(1994/8/5 日経) 
住化・日本ゼオン・トクヤマ 塩ビ、新会社に統合     
   製造・販売を一体化 生産能力、最大に


 住友化学工業、日本ゼオン、トクヤマの大手化学3社は塩化ビニール樹脂事業を統合することで合意した。3社は年内にも新会社を設立し、生産設備などを移管する。新会社の塩ビ生産能力は首位の信越化学工業を上回り国内最大の規模となる。8月中にも出資比率など詳細を詰める。事業統合で生産規模の拡大による収益改善をめざす塩ビ業界の新しい形の提携の第一弾となる。需要低迷の続く石油化学・塩ビ業界の再編成の引き金となろう。
 塩化ビニール樹脂は建材、自動車の内装材、各種日用雑貨に使われる代表的な合成樹脂。
新会社に移管するのは3社の塩ビ事業に関する研究開発、生産設備と販売部門。売り上げ規模で500億円程度の塩ビ専業会社ができる。
 この3社と呉羽化学工業は塩ビの共同販売会社を設立していたが、呉羽は新会社設立に参加せず、独自で生き残りを追求する。塩ビ業界では81年に構造不況を乗り切るため業界ぐるみで4つの共販グループを発足させ、これまで共販体制を維持してきた。
 3社が塩ビ事業の統合を決めたのはいずれも同事業が赤字であるのに加え、個々の事業規模でほ収益改善が見込めないと判断したため。93年度の塩ビ事業の赤字は業界全体で約200億円に違している。3社は事業規模を拡大し、各設備を効率運営することでコスト面で国際競争力を強化する。8月中にも出資比率や新会社の経営陣などの詳細が固まる見込み。 
 住友化学は千葉地区(千葉県市原市)と新居浜地区(愛媛県)に、日本ゼオンは水島地区(岡山県)と高岡地区(富山県)に、トクヤマは全額出資の塩ビ事業会社であるサン・アロー化学を通じ徳山地区(山口県)にそれぞれ生産設備をもっている。
 塩ビ樹脂の国内生産は年間約200万トン。3社合わせた生産能力は年産約40万トンになる見込みで、現在37万トンの信越化学を抜き国内最大となる。
 国内では塩ビ樹脂のほかポリエチレンなどポリオレフィン樹脂、セメントの3分野で共販体制がとられたが、すでにセメント分野ではすべての共販グループが解散している。今回セメントに続き塩ビ樹脂の分野でも共販体制が崩れるほか、ポリオレフィン樹脂分野でも10月に三菱化成と三菱油化が合併することで3共販グループと1社の体制に移行することになる。
 塩ビを含め化学業界は過剰設備を抱えるうえに、円高による自動車、電機などのユーザー企業の海外生産の加速、東南アジアなど海外からの化学品の輸入増という苦境に直面している。今後、共販体制の枠組みを超えた業界の再編成がさらに進みそうだ。

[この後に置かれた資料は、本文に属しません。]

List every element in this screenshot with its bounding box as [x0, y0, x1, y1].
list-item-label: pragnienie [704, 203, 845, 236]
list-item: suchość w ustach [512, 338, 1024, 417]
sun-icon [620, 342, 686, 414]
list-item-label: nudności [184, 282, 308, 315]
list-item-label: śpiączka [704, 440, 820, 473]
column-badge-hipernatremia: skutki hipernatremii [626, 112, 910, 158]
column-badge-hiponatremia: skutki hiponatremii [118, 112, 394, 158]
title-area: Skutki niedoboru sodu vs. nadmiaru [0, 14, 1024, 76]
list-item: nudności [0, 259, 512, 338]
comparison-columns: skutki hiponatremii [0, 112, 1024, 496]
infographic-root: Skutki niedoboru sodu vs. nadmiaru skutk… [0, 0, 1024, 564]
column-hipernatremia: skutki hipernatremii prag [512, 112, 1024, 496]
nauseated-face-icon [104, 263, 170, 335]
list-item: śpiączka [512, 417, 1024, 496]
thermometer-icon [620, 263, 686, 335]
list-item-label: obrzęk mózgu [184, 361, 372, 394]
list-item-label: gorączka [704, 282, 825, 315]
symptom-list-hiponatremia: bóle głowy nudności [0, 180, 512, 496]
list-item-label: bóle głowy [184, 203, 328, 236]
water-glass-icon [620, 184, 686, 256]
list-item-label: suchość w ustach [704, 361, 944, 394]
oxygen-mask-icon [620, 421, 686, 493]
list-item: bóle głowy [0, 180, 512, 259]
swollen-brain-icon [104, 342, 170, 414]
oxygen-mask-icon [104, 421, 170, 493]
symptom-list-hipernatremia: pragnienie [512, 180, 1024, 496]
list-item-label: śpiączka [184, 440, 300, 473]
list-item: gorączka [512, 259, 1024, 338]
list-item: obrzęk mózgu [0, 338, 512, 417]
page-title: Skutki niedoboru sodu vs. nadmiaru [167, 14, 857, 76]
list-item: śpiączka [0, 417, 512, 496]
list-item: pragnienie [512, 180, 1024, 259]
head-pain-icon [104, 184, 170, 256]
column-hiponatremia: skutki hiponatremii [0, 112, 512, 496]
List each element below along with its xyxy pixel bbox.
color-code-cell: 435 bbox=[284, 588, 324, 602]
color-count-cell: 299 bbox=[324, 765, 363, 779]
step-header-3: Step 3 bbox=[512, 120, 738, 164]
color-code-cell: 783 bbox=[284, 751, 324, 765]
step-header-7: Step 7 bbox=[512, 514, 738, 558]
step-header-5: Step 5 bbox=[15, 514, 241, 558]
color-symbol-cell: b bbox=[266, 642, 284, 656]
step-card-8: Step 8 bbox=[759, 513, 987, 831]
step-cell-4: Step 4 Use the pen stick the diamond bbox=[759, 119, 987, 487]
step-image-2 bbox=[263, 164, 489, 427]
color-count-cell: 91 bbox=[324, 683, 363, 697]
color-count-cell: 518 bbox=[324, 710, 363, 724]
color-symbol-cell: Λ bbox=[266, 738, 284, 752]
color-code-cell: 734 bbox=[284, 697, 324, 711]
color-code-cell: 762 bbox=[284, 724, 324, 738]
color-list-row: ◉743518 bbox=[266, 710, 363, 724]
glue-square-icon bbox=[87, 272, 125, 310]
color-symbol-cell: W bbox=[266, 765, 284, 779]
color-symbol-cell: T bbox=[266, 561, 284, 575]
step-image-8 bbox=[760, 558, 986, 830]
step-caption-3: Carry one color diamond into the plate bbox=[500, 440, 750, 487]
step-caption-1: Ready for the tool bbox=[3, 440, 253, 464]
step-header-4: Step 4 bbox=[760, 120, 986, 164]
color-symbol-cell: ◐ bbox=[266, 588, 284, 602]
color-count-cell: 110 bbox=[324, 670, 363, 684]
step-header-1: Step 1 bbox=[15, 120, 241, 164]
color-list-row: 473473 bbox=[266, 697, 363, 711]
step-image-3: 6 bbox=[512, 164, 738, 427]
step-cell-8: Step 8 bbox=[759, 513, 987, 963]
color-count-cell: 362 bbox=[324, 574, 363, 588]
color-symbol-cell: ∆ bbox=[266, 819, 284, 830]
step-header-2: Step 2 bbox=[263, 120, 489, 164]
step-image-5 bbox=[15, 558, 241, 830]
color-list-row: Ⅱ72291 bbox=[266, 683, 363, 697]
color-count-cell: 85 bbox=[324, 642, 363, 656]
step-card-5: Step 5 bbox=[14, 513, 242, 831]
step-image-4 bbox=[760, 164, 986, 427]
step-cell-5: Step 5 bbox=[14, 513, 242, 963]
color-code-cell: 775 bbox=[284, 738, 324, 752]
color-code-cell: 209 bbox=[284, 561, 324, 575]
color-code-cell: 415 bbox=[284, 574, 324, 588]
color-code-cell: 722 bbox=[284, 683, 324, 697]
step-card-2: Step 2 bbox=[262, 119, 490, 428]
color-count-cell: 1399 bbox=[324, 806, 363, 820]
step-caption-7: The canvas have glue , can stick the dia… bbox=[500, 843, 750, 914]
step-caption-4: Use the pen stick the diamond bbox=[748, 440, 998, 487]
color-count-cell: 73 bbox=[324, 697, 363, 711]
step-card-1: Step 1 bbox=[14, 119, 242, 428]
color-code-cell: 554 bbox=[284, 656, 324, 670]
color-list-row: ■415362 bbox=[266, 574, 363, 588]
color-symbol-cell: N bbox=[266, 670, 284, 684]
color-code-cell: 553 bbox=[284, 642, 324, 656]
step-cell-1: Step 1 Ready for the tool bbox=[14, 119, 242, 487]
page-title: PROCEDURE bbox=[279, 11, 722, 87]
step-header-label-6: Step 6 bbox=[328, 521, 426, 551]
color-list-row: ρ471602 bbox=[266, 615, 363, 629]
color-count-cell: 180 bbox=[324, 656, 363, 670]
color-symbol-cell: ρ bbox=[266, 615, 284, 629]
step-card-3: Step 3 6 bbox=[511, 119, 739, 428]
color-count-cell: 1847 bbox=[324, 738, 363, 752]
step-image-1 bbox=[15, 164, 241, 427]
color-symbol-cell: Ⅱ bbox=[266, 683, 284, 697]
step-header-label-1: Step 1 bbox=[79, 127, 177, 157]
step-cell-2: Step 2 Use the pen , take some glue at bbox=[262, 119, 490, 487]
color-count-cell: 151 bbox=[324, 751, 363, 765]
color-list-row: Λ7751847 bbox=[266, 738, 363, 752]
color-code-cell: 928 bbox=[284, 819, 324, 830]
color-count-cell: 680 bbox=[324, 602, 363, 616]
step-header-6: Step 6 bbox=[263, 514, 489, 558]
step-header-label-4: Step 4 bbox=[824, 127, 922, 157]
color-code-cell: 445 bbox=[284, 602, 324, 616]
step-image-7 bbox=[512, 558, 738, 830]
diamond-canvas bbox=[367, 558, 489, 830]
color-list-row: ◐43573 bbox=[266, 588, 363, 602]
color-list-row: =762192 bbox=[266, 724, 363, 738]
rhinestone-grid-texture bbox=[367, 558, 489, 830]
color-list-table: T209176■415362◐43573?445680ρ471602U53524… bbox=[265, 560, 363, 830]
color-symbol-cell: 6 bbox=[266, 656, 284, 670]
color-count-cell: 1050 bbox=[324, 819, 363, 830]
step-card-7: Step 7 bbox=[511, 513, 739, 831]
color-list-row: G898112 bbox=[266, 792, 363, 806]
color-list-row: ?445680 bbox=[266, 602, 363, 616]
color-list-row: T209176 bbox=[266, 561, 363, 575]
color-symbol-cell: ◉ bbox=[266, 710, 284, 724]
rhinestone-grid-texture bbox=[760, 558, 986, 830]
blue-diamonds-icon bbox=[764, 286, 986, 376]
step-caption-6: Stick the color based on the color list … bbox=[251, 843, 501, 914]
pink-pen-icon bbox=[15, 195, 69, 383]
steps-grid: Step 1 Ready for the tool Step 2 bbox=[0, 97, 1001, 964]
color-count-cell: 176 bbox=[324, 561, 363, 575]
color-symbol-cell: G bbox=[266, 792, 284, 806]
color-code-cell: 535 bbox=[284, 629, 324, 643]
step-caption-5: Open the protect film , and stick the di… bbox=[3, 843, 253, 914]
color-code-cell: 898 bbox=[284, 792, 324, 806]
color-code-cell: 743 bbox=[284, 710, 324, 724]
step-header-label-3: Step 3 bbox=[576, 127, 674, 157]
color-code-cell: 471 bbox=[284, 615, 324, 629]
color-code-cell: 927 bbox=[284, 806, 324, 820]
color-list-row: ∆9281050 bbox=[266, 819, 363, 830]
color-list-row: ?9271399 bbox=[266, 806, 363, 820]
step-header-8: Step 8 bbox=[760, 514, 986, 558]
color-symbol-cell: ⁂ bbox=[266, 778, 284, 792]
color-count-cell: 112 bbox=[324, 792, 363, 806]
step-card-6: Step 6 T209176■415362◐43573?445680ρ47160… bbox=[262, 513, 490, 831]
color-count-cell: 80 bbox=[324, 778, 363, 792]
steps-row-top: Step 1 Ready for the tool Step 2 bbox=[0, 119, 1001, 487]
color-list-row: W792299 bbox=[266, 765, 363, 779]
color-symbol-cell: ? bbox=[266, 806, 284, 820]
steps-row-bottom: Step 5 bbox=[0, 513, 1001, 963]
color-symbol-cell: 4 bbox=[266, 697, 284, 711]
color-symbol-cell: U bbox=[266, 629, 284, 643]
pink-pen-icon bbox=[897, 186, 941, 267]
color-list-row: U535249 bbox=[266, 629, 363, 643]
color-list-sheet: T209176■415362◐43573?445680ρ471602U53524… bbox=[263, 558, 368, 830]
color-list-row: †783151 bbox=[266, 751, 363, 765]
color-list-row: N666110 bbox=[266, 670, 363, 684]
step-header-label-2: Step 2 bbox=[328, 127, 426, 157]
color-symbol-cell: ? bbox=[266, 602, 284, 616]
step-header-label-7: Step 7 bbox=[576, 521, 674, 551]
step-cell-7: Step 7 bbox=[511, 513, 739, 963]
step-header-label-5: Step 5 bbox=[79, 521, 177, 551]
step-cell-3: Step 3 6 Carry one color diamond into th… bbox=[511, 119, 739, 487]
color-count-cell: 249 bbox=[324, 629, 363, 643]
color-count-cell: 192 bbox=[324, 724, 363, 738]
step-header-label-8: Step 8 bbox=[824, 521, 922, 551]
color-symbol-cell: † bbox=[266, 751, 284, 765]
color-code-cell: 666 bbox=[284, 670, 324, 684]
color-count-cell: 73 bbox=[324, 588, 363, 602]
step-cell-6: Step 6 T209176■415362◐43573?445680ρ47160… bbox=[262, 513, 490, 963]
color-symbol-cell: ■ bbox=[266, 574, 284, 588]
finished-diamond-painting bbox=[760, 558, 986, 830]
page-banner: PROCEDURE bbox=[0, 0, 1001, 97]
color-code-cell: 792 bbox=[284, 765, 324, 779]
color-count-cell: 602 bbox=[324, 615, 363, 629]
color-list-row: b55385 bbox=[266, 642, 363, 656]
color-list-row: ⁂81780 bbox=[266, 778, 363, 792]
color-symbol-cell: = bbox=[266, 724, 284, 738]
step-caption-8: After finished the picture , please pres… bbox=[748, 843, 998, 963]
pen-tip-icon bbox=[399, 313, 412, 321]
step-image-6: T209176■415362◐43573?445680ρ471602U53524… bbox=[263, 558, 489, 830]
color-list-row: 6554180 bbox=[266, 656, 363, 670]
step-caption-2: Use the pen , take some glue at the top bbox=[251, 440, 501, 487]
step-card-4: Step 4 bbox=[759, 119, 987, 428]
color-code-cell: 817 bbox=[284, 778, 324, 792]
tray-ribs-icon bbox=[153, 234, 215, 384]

 解説 住化など塩ビ統合 業界再編 一気に加速 呉羽離脱、共販の限界露呈

 住友化学工業、日本ゼオン、トクヤマの3社による塩化ビニール樹脂事業の統合と呉羽化学工業の共同販売体制からの離脱は、表向き無風状態だった塩ビ業界の合従連衡を一気に表面化させる起爆剤となる。
 今回の塩ビ事業会社の計画は13年前の構造不況時に通産省の指導で作られた共販体制の一角が崩れることを意味する。
 もともと共販体制はグループを構成する会社が事業を一本化することを将来像としていた。販売面の効率化に加え、研究開発や生産などの部門で重複投資を抑え、経費を削減する利点があるからだ。
 なかでも4社で構成する第一塩ビ販売グループは、販売に加え生産分野でも共同出資で製造会社を設立、運営するなど共販グループの中では最も実質的に進んでいた。
 それにもかかわらず、呉羽化学が同計画に乗れなかったのは統合によるメリットが塩ビ事業を分離することのデメリットを補いきれなかったためだ。同社は大規模な石化コンビナート内で塩ビ製造を手掛けている他の3社と異なり、いわき市(福島県)に独立の工場を持ち、同社の他の事業と一体運営している。このため塩ビ事業だけを分離することが難しかっただけでなく、統合による効果も出にくい環境にあった。
 共販が4社あるいは5社で構成されている以上、全社が等しく利益を享受できる仕組み作りには限界があることが、呉羽の離脱によってはっきりした。他の塩ビ樹脂共販グループのほかポリオレフィン分野の共販体制も今回の第一塩ビのケースと同様の課題を抱えており、今回の事例が引き金となって共販体制が今後急速に流動化する可能性も出てきた。